Deserialize Protocol Buffer messages stored in DuckDB columns
Installing and Loading
INSTALL protoduck FROM community;
LOAD protoduck;
Example
INSTALL protoduck FROM community;
LOAD protoduck;
-- Register a protobuf schema at runtime
SELECT proto_schema_add('
syntax = "proto3";
package demo;
message Person {
string name = 1;
int32 age = 2;
}
');
-- Decode a protobuf BLOB to JSON
SELECT proto_to_json(data, 'demo.Person') FROM people;
-- Extract a single field via dot-notation path
SELECT proto_get(data, 'demo.Person', 'name') FROM people;
About protoduck
ProtoDuck is a DuckDB extension for deserializing Protocol Buffer messages stored directly in table columns (BLOBs), rather than from files. It is aimed at querying protobuf-encoded payloads in data lakes and analytics pipelines.
Schemas are registered at runtime via proto_schema_add (from .proto
source) or proto_schema_add_binary (from a compiled FileDescriptorSet).

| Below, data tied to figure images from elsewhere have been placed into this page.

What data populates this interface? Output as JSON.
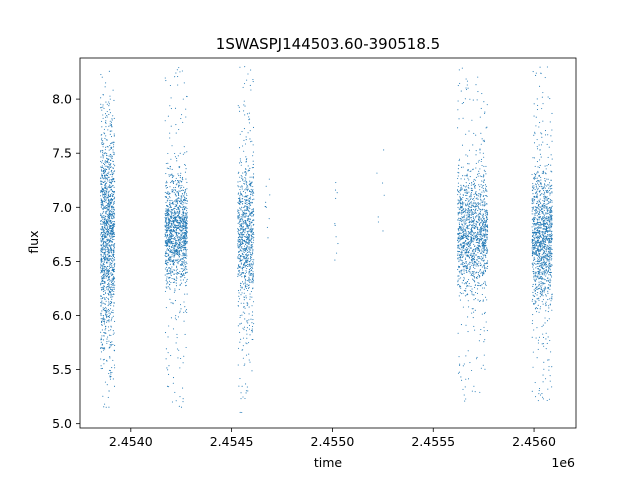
{
  "chart_data": {
    "type": "scatter",
    "title": "1SWASPJ144503.60-390518.5",
    "xlabel": "time",
    "ylabel": "flux",
    "x_offset_label": "1e6",
    "x_unit_scale": 1000000,
    "xlim": [
      2453748,
      2456208
    ],
    "ylim": [
      4.96,
      8.38
    ],
    "xticks": [
      2.454,
      2.4545,
      2.455,
      2.4555,
      2.456
    ],
    "xtick_labels": [
      "2.4540",
      "2.4545",
      "2.4550",
      "2.4555",
      "2.4560"
    ],
    "yticks": [
      5.0,
      5.5,
      6.0,
      6.5,
      7.0,
      7.5,
      8.0
    ],
    "ytick_labels": [
      "5.0",
      "5.5",
      "6.0",
      "6.5",
      "7.0",
      "7.5",
      "8.0"
    ],
    "grid": false,
    "marker_color": "#1f77b4",
    "clusters": [
      {
        "x_range": [
          2453850,
          2453920
        ],
        "y_center": 6.75,
        "y_spread": 0.5,
        "y_range": [
          5.15,
          8.32
        ],
        "n_points": 1400
      },
      {
        "x_range": [
          2454170,
          2454280
        ],
        "y_center": 6.78,
        "y_spread": 0.25,
        "y_range": [
          5.1,
          8.3
        ],
        "n_points": 1300
      },
      {
        "x_range": [
          2454530,
          2454610
        ],
        "y_center": 6.72,
        "y_spread": 0.35,
        "y_range": [
          5.1,
          8.3
        ],
        "n_points": 900
      },
      {
        "x_range": [
          2454650,
          2454690
        ],
        "y_center": 6.9,
        "y_spread": 0.3,
        "y_range": [
          6.7,
          8.1
        ],
        "n_points": 12
      },
      {
        "x_range": [
          2455010,
          2455030
        ],
        "y_center": 6.8,
        "y_spread": 0.4,
        "y_range": [
          6.05,
          7.42
        ],
        "n_points": 10
      },
      {
        "x_range": [
          2455220,
          2455260
        ],
        "y_center": 7.1,
        "y_spread": 0.3,
        "y_range": [
          6.7,
          7.58
        ],
        "n_points": 10
      },
      {
        "x_range": [
          2455620,
          2455770
        ],
        "y_center": 6.76,
        "y_spread": 0.28,
        "y_range": [
          5.2,
          8.3
        ],
        "n_points": 1400
      },
      {
        "x_range": [
          2455990,
          2456090
        ],
        "y_center": 6.72,
        "y_spread": 0.32,
        "y_range": [
          5.2,
          8.3
        ],
        "n_points": 1300
      }
    ]
  }
}
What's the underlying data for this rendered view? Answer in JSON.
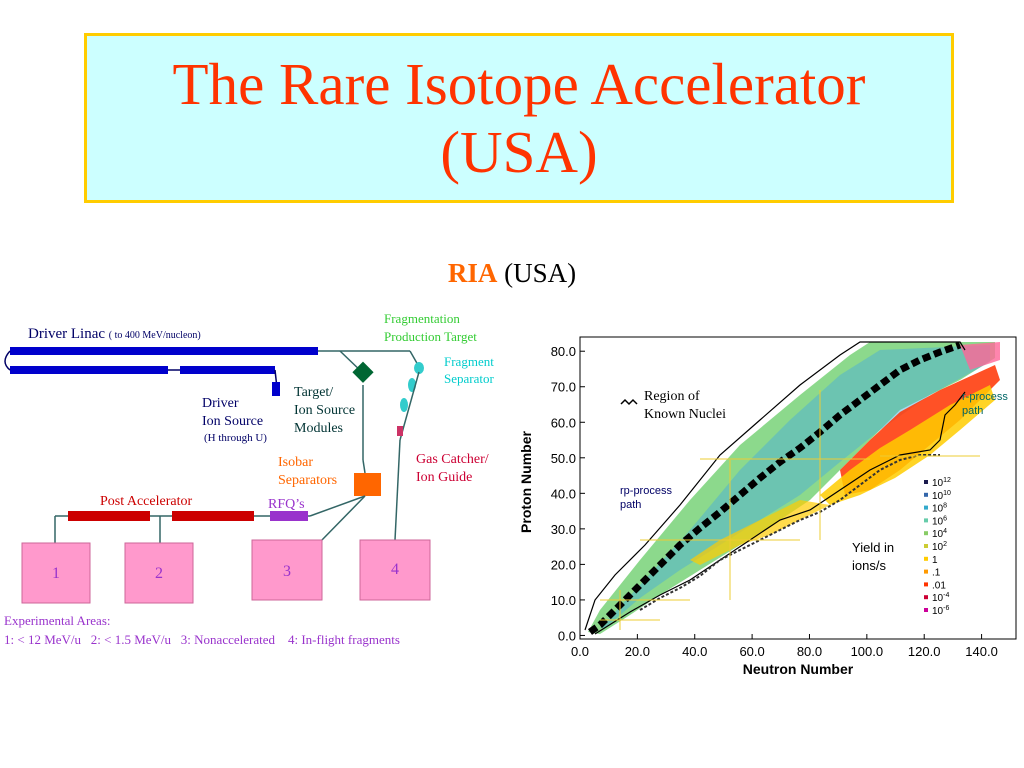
{
  "title": {
    "line1": "The Rare Isotope Accelerator",
    "line2": "(USA)"
  },
  "subtitle": {
    "ria": "RIA",
    "rest": " (USA)"
  },
  "diagram": {
    "driver_linac": "Driver Linac",
    "driver_linac_note": "( to 400 MeV/nucleon)",
    "frag_target_1": "Fragmentation",
    "frag_target_2": "Production Target",
    "frag_sep_1": "Fragment",
    "frag_sep_2": "Separator",
    "target_1": "Target/",
    "target_2": "Ion Source",
    "target_3": "Modules",
    "driver_ion_1": "Driver",
    "driver_ion_2": "Ion Source",
    "driver_ion_3": "(H through U)",
    "isobar_1": "Isobar",
    "isobar_2": "Separators",
    "gas_1": "Gas Catcher/",
    "gas_2": "Ion Guide",
    "post_acc": "Post Accelerator",
    "rfq": "RFQ’s",
    "areas": [
      "1",
      "2",
      "3",
      "4"
    ],
    "exp_title": "Experimental Areas:",
    "exp_line": "1: < 12 MeV/u   2: < 1.5 MeV/u   3: Nonaccelerated    4: In-flight fragments"
  },
  "chart_data": {
    "type": "heatmap",
    "xlabel": "Neutron Number",
    "ylabel": "Proton Number",
    "xticks": [
      "0.0",
      "20.0",
      "40.0",
      "60.0",
      "80.0",
      "100.0",
      "120.0",
      "140.0"
    ],
    "yticks": [
      "0.0",
      "10.0",
      "20.0",
      "30.0",
      "40.0",
      "50.0",
      "60.0",
      "70.0",
      "80.0"
    ],
    "xlim": [
      0,
      152
    ],
    "ylim": [
      -1,
      84
    ],
    "annotations": {
      "known_1": "Region of",
      "known_2": "Known Nuclei",
      "rp_1": "rp-process",
      "rp_2": "path",
      "r_1": "r-process",
      "r_2": "path",
      "yield_1": "Yield in",
      "yield_2": "ions/s"
    },
    "legend": [
      "10",
      "10",
      "10",
      "10",
      "10",
      "10",
      "1",
      ".1",
      ".01",
      "10",
      "10"
    ],
    "legend_exp": [
      "12",
      "10",
      "8",
      "6",
      "4",
      "2",
      "",
      "",
      "",
      "-4",
      "-6"
    ],
    "legend_colors": [
      "#1a1a4d",
      "#3366aa",
      "#33aacc",
      "#66ccaa",
      "#88cc66",
      "#cccc33",
      "#ffcc00",
      "#ff9900",
      "#ff3300",
      "#cc0033",
      "#cc0099"
    ]
  }
}
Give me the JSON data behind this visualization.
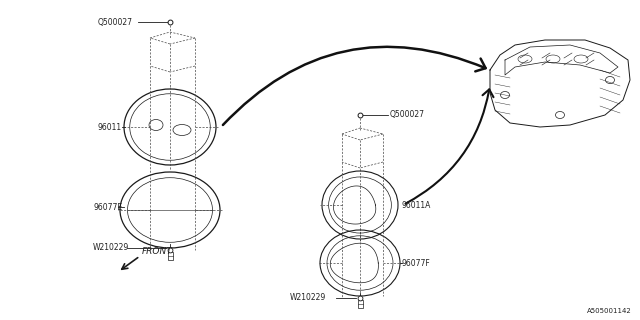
{
  "bg_color": "#ffffff",
  "line_color": "#1a1a1a",
  "dash_color": "#555555",
  "text_color": "#222222",
  "labels": {
    "Q500027_left": "Q500027",
    "96011": "96011",
    "96077E": "96077E",
    "W210229_left": "W210229",
    "Q500027_right": "Q500027",
    "96011A": "96011A",
    "96077F": "96077F",
    "W210229_right": "W210229",
    "FRONT": "FRONT",
    "part_number": "A505001142"
  },
  "font_size": 5.5,
  "xlim": [
    0,
    640
  ],
  "ylim": [
    0,
    320
  ]
}
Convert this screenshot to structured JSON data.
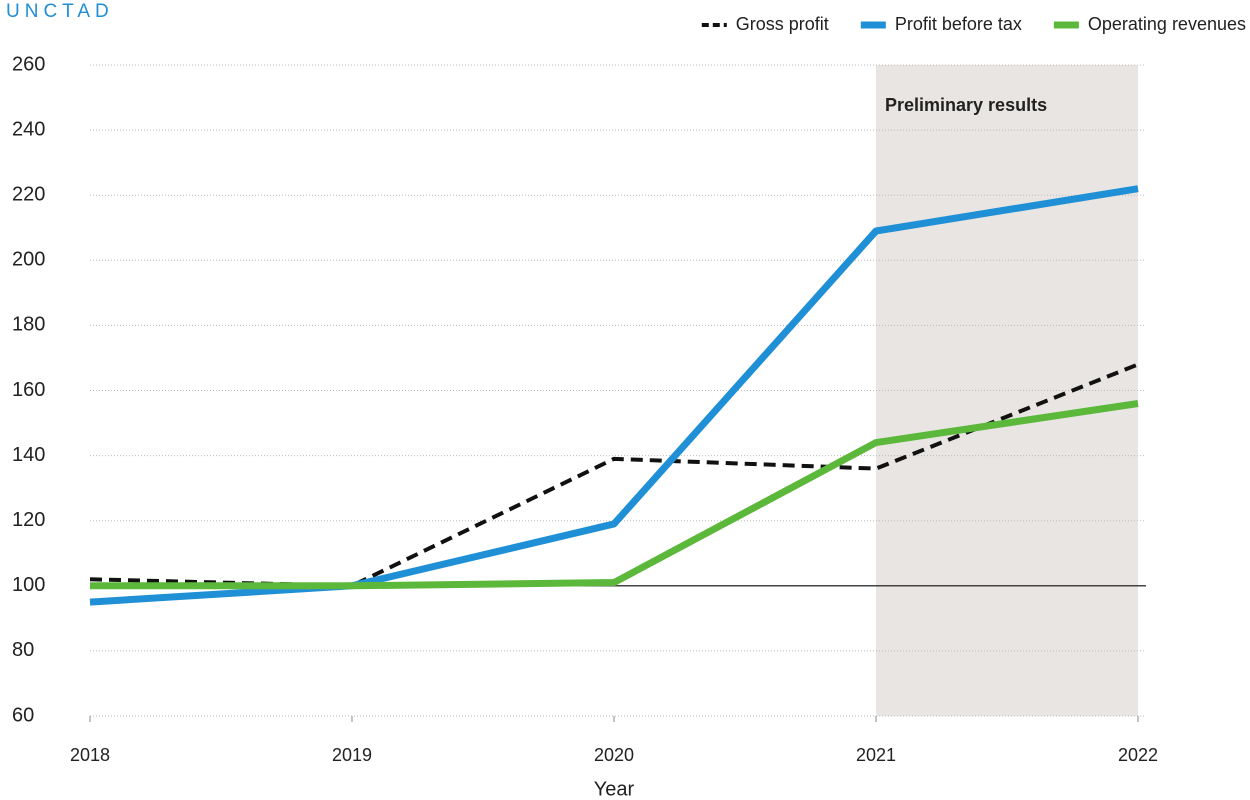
{
  "chart_data": {
    "type": "line",
    "brand": "UNCTAD",
    "x_label": "Year",
    "x": [
      2018,
      2019,
      2020,
      2021,
      2022
    ],
    "xlim": [
      2018,
      2022
    ],
    "xticks": [
      2018,
      2019,
      2020,
      2021,
      2022
    ],
    "ylim": [
      60,
      260
    ],
    "yticks": [
      60,
      80,
      100,
      120,
      140,
      160,
      180,
      200,
      220,
      240,
      260
    ],
    "grid": true,
    "grid_style": "dotted",
    "reference_line": 100,
    "shaded_region": {
      "from": 2021,
      "to": 2022,
      "label": "Preliminary results",
      "color": "#e8e5e2"
    },
    "legend": "top-right",
    "series": [
      {
        "name": "Gross profit",
        "color": "#111111",
        "line_style": "dashed",
        "values": [
          102,
          100,
          139,
          136,
          168
        ]
      },
      {
        "name": "Profit before tax",
        "color": "#1f8fd6",
        "line_style": "solid",
        "values": [
          95,
          100,
          119,
          209,
          222
        ]
      },
      {
        "name": "Operating revenues",
        "color": "#5cb83a",
        "line_style": "solid",
        "values": [
          100,
          100,
          101,
          144,
          156
        ]
      }
    ]
  }
}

Once registered, messages can be decoded to JSON with proto_to_json /
proto_decode, or individual fields can be pulled out with proto_get
using a path syntax that supports nested messages, repeated fields
(items[0]), and maps (metadata["key"]).
All protobuf scalar types, enums, oneofs, maps, and nested messages are supported.
Added Functions
| function_name | function_type | description | comment | examples |
|---|---|---|---|---|
| proto_decode | scalar | NULL | NULL | |
| proto_describe | scalar | NULL | NULL | |
| proto_get | scalar | NULL | NULL | |
| proto_schema_add | scalar | NULL | NULL | |
| proto_schema_add_binary | scalar | NULL | NULL | |
| proto_to_json | scalar | NULL | NULL |
Overloaded Functions
This extension does not add any function overloads.
Added Types
This extension does not add any types.
Added Settings
This extension does not add any settings.